Car si nous avons souligné l’importance des médias, celle-ci s’avère être à double tranchant. Lorsqu’un char à voile fait polémique pendant plusieurs semaines, on comprend que certains soient anxieux à l’idée de répondre aux questions des journalistes. Dans le cas des sportifs de haut niveau, une image leur est attribuée et ces derniers sont analysés en permanence sur leur moindre sortie médiatique. En France, une simple déclaration maladroite peut ternir la réputation d’un athlète, qu’il avait pourtant bâti sur une décennie. L’erreur est humaine, mais que ce soit sur le terrain ou en dehors, celles des sportifs sont toujours plus coûteuses.  
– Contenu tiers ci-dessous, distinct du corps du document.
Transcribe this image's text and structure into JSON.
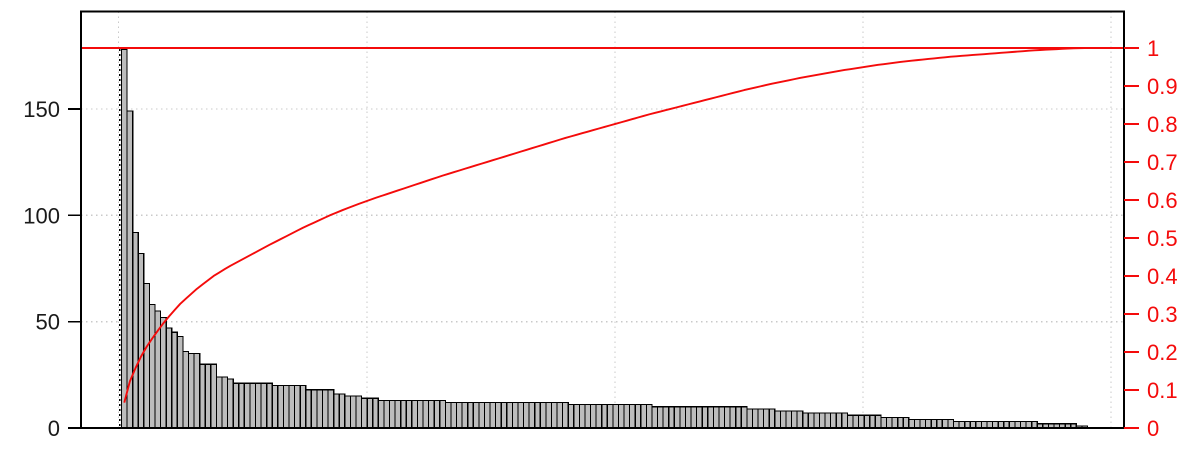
{
  "chart_data": {
    "type": "bar",
    "subtype": "pareto",
    "title": "",
    "xlabel": "",
    "ylabel": "",
    "n_bars": 172,
    "values": [
      178,
      149,
      92,
      82,
      68,
      58,
      55,
      52,
      47,
      45,
      43,
      36,
      35,
      35,
      30,
      30,
      30,
      24,
      24,
      23,
      21,
      21,
      21,
      21,
      21,
      21,
      21,
      20,
      20,
      20,
      20,
      20,
      20,
      18,
      18,
      18,
      18,
      18,
      16,
      16,
      15,
      15,
      15,
      14,
      14,
      14,
      13,
      13,
      13,
      13,
      13,
      13,
      13,
      13,
      13,
      13,
      13,
      13,
      12,
      12,
      12,
      12,
      12,
      12,
      12,
      12,
      12,
      12,
      12,
      12,
      12,
      12,
      12,
      12,
      12,
      12,
      12,
      12,
      12,
      12,
      11,
      11,
      11,
      11,
      11,
      11,
      11,
      11,
      11,
      11,
      11,
      11,
      11,
      11,
      11,
      10,
      10,
      10,
      10,
      10,
      10,
      10,
      10,
      10,
      10,
      10,
      10,
      10,
      10,
      10,
      10,
      10,
      9,
      9,
      9,
      9,
      9,
      8,
      8,
      8,
      8,
      8,
      7,
      7,
      7,
      7,
      7,
      7,
      7,
      7,
      6,
      6,
      6,
      6,
      6,
      6,
      5,
      5,
      5,
      5,
      5,
      4,
      4,
      4,
      4,
      4,
      4,
      4,
      4,
      3,
      3,
      3,
      3,
      3,
      3,
      3,
      3,
      3,
      3,
      3,
      3,
      3,
      3,
      3,
      2,
      2,
      2,
      2,
      2,
      2,
      2,
      1,
      1
    ],
    "left_axis": {
      "tick_labels": [
        "0",
        "50",
        "100",
        "150"
      ],
      "tick_values": [
        0,
        50,
        100,
        150
      ],
      "range": [
        0,
        196
      ]
    },
    "right_axis": {
      "tick_labels": [
        "0",
        "0.1",
        "0.2",
        "0.3",
        "0.4",
        "0.5",
        "0.6",
        "0.7",
        "0.8",
        "0.9",
        "1"
      ],
      "tick_values": [
        0,
        0.1,
        0.2,
        0.3,
        0.4,
        0.5,
        0.6,
        0.7,
        0.8,
        0.9,
        1
      ],
      "range": [
        0,
        1
      ]
    },
    "cumulative_curve": {
      "derived_from": "values",
      "start_fraction": 0.067,
      "end_fraction": 1.0
    },
    "reference_line": {
      "axis": "right",
      "value": 1
    },
    "marker_line": {
      "orientation": "vertical",
      "at_bar": 1,
      "style": "dotted-black"
    },
    "grid": {
      "horizontal_at_left_values": [
        50,
        100,
        150
      ],
      "vertical_line_count": 5,
      "style": "dotted"
    },
    "legend": "none",
    "colors": {
      "bar_fill": "#bdbdbd",
      "bar_border": "#000000",
      "red": "#f40b0b",
      "left_axis_text": "#1a1a1a",
      "grid": "#c9c9c9",
      "box_border": "#000000",
      "background": "#ffffff"
    }
  }
}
Si les sportifs se trouvent régulièrement au devant de la scène, un travail de communication est réalisé en coulisses. Ce n’est pas pour rien que certaines déclarations (notamment dans le football, sport le plus suivi) se ressemblent comme deux gouttes d’eau. Alors oui, cette peur d’être pointé du doigt pour un mot, une tournure de phrase, un geste, justifie également le recul des athlètes sur une société qui, quoi qu’ils peuvent dire ou faire, aura toujours quelque chose à critiquer. 

 

Bientôt la fin du désaveu ?

 

Cependant, depuis l’arrivée des réseaux sociaux, la tendance semble quelque peu s’inverser et il n’est pas à exclure que l’on soit à l’aube d’une révolution. De plus en plus de têtes d’affiche françaises osent s’exprimer sur des sujets qui leur tiennent à cœur. Charles Leclerc, Gaël Monfils ou encore Lénaïg Corson, l’engagement des athlètes de haut niveau grimpe en flèche et sûrement pour le mieux. Car si les sportifs restent des humains, ils sont pour de nombreux jeunes des idoles, des figures à qui se rattacher, des modèles auxquels ils veulent ressembler. Leurs actes ne seront pas vains, c’est en grandissant que l’on se construit, et c’est en maturant que l’on s’engage. Et si, pour le moment, certaines causes semblent souvent être sous le feu des projecteurs, comme le racisme, cause pour laquelle de nombreux sportifs militent, d’autres peinent à avancer, comme l’homophobie, aspect tabou dans le monde du sport.